On a recent, gorgeous spring day, I was eating a sandwich for lunch on a park bench when a well-dressed businesswoman sat down next to me. She smiled, acknowledged the great weather and asked what I did. I introduced myself and explained that we are strategic leadership advisers. “Funny,” she then said, “that is exactly what we can use. I’m our Chief Marketing Officer,” giving me the recognizable name of her company. I smiled and asked her to tell me more. She began to explain that her company is severely lacking in leadership and teamwork: “It just feels like our leaders don’t have a passion for the business. Is this something you can help us with?”

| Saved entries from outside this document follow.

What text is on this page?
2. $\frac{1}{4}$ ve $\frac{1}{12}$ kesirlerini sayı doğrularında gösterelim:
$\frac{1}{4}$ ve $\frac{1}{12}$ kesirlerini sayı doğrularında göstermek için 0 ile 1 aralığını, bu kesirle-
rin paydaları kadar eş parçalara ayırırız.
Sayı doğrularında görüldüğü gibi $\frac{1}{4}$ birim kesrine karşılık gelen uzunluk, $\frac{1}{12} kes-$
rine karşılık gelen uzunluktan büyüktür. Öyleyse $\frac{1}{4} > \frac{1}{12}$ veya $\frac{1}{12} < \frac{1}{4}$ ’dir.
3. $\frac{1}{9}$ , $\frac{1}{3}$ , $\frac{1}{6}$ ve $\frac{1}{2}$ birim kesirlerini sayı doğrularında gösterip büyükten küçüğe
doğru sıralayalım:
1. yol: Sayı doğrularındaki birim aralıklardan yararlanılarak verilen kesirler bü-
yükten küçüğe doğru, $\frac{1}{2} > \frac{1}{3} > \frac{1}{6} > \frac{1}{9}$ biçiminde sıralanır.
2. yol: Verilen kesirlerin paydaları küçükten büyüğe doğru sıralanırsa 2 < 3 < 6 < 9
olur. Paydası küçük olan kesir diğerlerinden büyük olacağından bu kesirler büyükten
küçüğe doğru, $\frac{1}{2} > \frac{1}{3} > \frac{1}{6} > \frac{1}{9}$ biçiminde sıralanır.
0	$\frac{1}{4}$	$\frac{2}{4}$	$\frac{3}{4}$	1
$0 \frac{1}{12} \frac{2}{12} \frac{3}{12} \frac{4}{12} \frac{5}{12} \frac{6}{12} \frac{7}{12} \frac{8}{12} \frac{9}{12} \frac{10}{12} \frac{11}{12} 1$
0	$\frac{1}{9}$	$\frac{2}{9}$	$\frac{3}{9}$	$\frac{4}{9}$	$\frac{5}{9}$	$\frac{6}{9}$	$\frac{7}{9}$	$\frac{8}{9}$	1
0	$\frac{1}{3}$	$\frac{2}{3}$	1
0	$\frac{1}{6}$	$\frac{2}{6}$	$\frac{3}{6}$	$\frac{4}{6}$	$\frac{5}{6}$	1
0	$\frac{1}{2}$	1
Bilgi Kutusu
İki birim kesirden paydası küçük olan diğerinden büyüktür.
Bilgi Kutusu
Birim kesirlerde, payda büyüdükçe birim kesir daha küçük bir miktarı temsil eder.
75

I gave her an honest answer: “It will depend on the will of your leadership to change.” She asked: “How could we tell?” I responded: “let us talk to a handful of people at different levels of the organization.” She said she thought she could arrange that. As CMO, she had no budget for these interviews but assured me that we had no competition for the work if they moved ahead.. She agreed to secure this commitment for us from the CHRO and did. As we parted ways, my gut told me that this would go nowhere, but I was excited about the opportunity to look at her company’s culture with the possibility of being helpful.
It did not take me long to get to the root-cause of the problem. Everybody I spoke to either had the same observation or brought me to a single conclusion: The entire workforce focused on doing work within defined boundaries, usually written in a job description. Poignantly, it began with the CEO. He was interested in a few things to which he dedicated most of his time, turning down requests for assistance or permission from other executives. This negative behavior had cascaded down through the entire organization over a seven-year period.
The CMO and CHRO anxiously asked me the best way to fix their problem. I responded that I would answer the question substantively and also wanted them to consider a brief risk analysis. The substantive answer was simple. I would meet with the CEO, explain the opportunity for change and explain that he would need to be the first one to take on new behaviors, leading the change effort for his leadership team. They stopped me and asked about working with the broader team — in effect, working around the CEO. I explained, why such an approach would almost certainly not work, especially in a place where there is such an established history of the organization modeling the top guy’s behaviors.
That brought me to the risk analysis. I explained that the CEO might well refuse to cooperate and shoot the messenger as well as the people who sent him. “It takes courage to fight this battle,” I said. So, they asked, “what can we do,” acknowledging implicitly that they would not take this risk. I explained to them that in this type of situation it usually takes the Board to push for successful change that the CEO will embrace. They agreed with my advice but, given their roles, they were not prepared to consult with Board members on this issue. Understandable to be sure.
And so you see the truth of what Pete Drucker observed decades ago: “Culture eats strategy for breakfast.” When the CEO sets culture, it is especially hard to change.